Coletta emphasized the role of two-way communication in the digital world. The updates will not only increase the accessibility of statistics but also streamline TUPD’s process for receiving feedback.

“We want to have the ability to take complaints, either anonymous or otherwise, [including] complaints against our officers [and] complaints against others in the community, so that we can investigate them,” he said. “We feel that it's important that we take those types of complaints, especially against situations where … there was some issue with the way the officer behaved.”

Coletta said that the current website is not transparent enough about the three types of complaints community members can make: reporting the actions of someone in the department, reporting crimes and reporting other general safety concerns relevant to the university.

Beyond updating the website, TUPD is also reviewing its policies, and any changes there will be reflected on the site, Coletta said. The department is updating its policies in accordance with both the Massachusetts Police Accreditation Commission and the workstream’s recommendations.

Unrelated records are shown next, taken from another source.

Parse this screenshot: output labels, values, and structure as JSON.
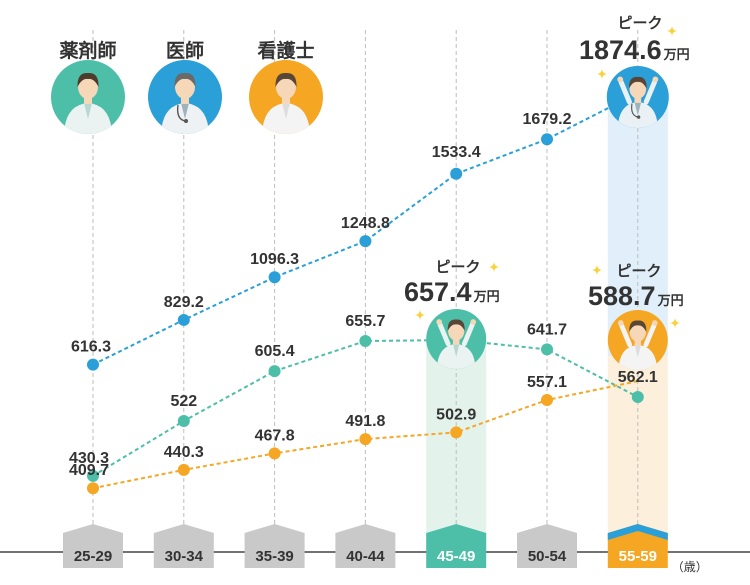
{
  "chart_data": {
    "type": "line",
    "categories": [
      "25-29",
      "30-34",
      "35-39",
      "40-44",
      "45-49",
      "50-54",
      "55-59"
    ],
    "x_unit": "（歳）",
    "series": [
      {
        "name": "医師",
        "color": "#2a9fd8",
        "icon": "doctor-icon",
        "values": [
          616.3,
          829.2,
          1096.3,
          1248.8,
          1533.4,
          1679.2,
          1874.6
        ],
        "labels": [
          "616.3",
          "829.2",
          "1096.3",
          "1248.8",
          "1533.4",
          "1679.2",
          null
        ]
      },
      {
        "name": "薬剤師",
        "color": "#4dbfa8",
        "icon": "pharmacist-icon",
        "values": [
          430.3,
          522,
          605.4,
          655.7,
          657.4,
          641.7,
          562.1
        ],
        "labels": [
          "430.3",
          "522",
          "605.4",
          "655.7",
          null,
          "641.7",
          "562.1"
        ]
      },
      {
        "name": "看護士",
        "color": "#f5a623",
        "icon": "nurse-icon",
        "values": [
          409.7,
          440.3,
          467.8,
          491.8,
          502.9,
          557.1,
          588.7
        ],
        "labels": [
          "409.7",
          "440.3",
          "467.8",
          "491.8",
          "502.9",
          "557.1",
          null
        ]
      }
    ],
    "legend_order": [
      "薬剤師",
      "医師",
      "看護士"
    ],
    "peaks": [
      {
        "series": "医師",
        "category": "55-59",
        "label": "ピーク",
        "value": "1874.6",
        "unit": "万円"
      },
      {
        "series": "薬剤師",
        "category": "45-49",
        "label": "ピーク",
        "value": "657.4",
        "unit": "万円"
      },
      {
        "series": "看護士",
        "category": "55-59",
        "label": "ピーク",
        "value": "588.7",
        "unit": "万円"
      }
    ],
    "grid": "vertical dashed",
    "legend_position": "top-left"
  }
}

“Our policies comply with the Accreditation Commission standards, but we want to go beyond that [and] make sure that our policies are anti-racist, that we're looking at our protocols and procedures to make sure that procedurally, we're doing things appropriately for the community,” Coletta said.

He added that the Accreditation Commission is making some minor changes to its standards to comply with police reform legislation passed at the end of last year in Massachusetts.

Coletta said that TUPD’s response to the workstream is a work in progress, and that the department is working on an implementation plan to address each of the recommendations. 

“I think [the recommendations] will ultimately improve our ability to provide a service to the community," Coletta said. "We're working through the implementation plan of each of the 17 recommendations. Some are very easy; they’re low-hanging fruit, [so] we'll be able to get them done right away. Others might take a little bit longer.”